À 7 heures du matin à Foula Madina, elles sont déjà sur la route. Une bassine en équilibre sur la tête, un bébé attaché dans le dos et à la main des fournitures scolaires pour la rentrée. Un quotidien rendu plus difficile par la saison des pluies.
7 heures du matin. Le sol est encore détrempé par la pluie de la nuit à Foula Madina. Une femme avance prudemment sur le chemin boueux. Sur la tête, une bassine chargée de marchandises. Dans le dos, un bébé endormi sous un plastique pour le protéger. Dans la main, un sac d’écolier rose qu’elle essaie de ne pas salir.
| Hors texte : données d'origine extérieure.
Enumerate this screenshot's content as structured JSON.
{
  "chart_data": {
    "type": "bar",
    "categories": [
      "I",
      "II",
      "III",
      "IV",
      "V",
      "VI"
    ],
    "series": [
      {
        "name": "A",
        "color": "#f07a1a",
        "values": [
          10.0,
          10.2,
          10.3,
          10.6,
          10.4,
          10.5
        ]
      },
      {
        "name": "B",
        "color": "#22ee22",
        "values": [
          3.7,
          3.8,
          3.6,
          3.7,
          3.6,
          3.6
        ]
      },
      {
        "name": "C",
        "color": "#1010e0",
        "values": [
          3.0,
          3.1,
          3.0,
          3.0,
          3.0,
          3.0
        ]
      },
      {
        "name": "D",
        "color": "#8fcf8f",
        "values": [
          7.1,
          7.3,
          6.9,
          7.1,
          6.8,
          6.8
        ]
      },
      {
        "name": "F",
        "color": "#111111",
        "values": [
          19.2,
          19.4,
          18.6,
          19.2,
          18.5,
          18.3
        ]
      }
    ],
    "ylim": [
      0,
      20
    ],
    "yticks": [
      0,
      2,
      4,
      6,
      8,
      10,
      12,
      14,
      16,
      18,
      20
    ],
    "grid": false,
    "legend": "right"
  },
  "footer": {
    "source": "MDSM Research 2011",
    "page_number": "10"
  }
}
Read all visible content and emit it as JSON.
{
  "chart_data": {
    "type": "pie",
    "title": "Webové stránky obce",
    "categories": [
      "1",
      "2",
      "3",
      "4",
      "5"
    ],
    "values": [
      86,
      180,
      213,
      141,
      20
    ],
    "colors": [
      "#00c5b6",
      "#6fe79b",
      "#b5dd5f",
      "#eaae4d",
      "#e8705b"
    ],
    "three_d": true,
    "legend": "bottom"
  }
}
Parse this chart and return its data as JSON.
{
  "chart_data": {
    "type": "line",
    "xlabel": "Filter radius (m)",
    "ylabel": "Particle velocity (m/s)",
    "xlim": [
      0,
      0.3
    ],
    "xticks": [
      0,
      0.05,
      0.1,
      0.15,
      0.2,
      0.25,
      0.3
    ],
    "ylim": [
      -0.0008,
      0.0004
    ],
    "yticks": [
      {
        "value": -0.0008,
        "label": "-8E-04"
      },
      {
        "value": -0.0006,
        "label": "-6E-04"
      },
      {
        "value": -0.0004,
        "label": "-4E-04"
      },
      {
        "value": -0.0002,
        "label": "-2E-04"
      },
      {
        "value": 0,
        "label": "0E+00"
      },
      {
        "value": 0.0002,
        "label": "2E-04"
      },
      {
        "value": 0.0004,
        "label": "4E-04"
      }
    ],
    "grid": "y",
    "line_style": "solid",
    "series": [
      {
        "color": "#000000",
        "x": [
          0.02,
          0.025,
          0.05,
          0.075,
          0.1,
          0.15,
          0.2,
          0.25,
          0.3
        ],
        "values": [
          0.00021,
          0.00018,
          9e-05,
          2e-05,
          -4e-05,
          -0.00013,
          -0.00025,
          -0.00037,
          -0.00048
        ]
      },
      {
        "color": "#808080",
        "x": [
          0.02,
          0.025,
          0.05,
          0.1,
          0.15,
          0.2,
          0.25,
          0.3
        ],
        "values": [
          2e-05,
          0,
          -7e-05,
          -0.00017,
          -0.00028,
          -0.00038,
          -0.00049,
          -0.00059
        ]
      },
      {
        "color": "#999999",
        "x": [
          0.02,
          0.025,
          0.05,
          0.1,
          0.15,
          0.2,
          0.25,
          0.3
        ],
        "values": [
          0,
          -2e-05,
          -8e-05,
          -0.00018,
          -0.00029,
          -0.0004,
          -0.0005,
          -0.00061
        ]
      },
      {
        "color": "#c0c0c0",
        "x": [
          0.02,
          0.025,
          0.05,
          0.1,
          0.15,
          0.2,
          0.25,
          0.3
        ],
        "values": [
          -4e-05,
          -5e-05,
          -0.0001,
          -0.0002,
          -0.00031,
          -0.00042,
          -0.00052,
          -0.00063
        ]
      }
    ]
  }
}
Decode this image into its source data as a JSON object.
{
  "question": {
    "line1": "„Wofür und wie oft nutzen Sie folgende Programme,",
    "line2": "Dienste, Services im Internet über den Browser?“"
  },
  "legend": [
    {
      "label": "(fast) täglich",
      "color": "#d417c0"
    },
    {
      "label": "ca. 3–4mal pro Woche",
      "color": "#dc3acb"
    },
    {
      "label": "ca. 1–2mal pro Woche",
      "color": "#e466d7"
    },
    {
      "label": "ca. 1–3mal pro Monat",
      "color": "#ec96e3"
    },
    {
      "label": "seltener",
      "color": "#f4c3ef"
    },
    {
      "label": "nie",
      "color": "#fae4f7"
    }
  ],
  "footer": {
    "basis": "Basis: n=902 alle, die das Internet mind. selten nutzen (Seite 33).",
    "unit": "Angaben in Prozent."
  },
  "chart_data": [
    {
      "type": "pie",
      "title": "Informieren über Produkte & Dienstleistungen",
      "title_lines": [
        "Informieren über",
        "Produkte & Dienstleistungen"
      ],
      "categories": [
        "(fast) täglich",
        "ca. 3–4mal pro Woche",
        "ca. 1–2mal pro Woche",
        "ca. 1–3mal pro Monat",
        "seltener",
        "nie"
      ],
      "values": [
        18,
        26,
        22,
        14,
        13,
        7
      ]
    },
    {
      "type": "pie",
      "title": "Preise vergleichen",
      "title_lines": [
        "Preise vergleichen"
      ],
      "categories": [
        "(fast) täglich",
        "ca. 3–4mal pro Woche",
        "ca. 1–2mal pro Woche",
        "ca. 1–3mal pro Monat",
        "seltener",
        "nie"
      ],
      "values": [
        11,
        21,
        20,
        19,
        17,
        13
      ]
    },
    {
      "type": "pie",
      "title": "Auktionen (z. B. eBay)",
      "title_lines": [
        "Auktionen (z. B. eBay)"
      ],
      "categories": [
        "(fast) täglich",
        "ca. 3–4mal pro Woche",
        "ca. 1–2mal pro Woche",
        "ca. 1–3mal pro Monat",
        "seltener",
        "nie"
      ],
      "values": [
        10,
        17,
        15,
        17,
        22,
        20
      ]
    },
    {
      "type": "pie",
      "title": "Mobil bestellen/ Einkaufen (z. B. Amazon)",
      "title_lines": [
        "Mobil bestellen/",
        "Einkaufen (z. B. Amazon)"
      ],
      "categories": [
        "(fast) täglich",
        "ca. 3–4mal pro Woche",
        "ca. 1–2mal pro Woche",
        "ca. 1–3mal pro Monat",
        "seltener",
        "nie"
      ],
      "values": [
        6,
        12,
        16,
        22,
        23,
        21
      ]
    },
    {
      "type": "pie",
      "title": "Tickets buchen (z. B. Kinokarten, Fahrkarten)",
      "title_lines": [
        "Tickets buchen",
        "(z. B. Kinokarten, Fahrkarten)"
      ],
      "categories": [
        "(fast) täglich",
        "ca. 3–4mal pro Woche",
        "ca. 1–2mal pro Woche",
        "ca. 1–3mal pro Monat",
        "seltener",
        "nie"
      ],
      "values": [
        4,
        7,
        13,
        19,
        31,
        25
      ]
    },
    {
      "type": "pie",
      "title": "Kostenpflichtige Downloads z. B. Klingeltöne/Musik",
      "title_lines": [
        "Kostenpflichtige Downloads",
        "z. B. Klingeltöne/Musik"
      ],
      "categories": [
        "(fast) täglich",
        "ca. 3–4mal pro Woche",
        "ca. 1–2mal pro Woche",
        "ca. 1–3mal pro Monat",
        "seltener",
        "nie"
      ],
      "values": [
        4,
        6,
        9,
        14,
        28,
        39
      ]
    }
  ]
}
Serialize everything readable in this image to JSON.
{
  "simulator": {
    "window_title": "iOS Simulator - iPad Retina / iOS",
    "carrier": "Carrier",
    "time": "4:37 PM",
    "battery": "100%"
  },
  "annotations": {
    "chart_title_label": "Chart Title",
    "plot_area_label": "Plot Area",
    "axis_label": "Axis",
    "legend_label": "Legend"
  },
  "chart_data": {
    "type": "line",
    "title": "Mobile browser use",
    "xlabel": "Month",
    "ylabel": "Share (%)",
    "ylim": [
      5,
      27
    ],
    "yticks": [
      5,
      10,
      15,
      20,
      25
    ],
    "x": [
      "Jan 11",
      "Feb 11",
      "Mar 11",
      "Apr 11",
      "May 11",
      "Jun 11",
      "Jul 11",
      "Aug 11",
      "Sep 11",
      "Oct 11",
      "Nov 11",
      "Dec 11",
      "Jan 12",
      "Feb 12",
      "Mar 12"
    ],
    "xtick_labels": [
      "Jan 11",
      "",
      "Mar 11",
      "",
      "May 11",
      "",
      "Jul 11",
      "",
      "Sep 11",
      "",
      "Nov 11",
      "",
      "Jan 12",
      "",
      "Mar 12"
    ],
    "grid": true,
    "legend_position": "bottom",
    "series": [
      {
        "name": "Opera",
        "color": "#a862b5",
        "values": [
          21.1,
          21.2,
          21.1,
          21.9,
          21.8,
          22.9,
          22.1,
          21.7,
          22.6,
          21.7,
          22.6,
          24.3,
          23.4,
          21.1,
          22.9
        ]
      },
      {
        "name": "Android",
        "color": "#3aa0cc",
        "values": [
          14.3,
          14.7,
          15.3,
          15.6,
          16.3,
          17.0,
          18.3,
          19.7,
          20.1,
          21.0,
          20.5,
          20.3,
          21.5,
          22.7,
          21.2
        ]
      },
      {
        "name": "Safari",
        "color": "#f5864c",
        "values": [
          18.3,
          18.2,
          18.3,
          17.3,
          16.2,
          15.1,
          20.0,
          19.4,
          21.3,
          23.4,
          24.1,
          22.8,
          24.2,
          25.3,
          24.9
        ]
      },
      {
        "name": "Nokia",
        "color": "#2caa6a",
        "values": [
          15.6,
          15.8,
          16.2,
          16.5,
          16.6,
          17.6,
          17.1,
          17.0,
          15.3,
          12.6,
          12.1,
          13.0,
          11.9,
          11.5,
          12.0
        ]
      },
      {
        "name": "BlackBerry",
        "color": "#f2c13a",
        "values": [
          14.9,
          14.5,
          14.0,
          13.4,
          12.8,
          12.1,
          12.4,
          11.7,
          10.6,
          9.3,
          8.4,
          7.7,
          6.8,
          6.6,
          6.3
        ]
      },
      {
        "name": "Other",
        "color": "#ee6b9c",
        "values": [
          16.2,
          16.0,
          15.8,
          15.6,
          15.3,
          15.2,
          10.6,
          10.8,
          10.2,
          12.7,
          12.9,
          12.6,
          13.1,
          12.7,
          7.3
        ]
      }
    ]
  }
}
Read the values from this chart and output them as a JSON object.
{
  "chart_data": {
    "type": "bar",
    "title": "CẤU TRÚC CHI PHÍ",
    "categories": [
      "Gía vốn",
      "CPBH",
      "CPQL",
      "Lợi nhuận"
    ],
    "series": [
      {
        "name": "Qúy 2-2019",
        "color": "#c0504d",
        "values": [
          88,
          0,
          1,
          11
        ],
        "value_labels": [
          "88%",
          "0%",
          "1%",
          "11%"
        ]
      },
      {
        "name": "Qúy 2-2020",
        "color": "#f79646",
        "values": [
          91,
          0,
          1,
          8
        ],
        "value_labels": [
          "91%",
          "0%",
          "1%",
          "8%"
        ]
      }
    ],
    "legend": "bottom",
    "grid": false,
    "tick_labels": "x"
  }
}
La scène, observée ce mardi matin, résume le quotidien de nombreuses femmes du quartier.
Vendeuses ambulantes, mères et souvent cheffes de famille, elles profitent de la période de rentrée scolaire pour écouler chaussures, pagnes et fournitures. Chaque matin, elles quittent les concessions à l’aube et sillonnent les rues boueuses, les marchés et les concessions.
Le sol glissant, la pluie qui menace, le poids du bébé et de la bassine… Les kilomètres sous la pluie sont plus éprouvants que sous le soleil. Le soir, une autre journée commence à la maison.
Avec la hausse des prix et le manque d’emplois, le revenu d’un seul parent ne suffit plus dans de nombreux foyers. Pour beaucoup de femmes de Foula Madina, la vente ambulante est devenue une nécessité.
« Certains jours, on rentre avec à peine 10 000 GNF de bénéfice », confie une vendeuse rencontrée sur place, les pieds dans la boue.
Malgré la fatigue et la pluie, elles continuent.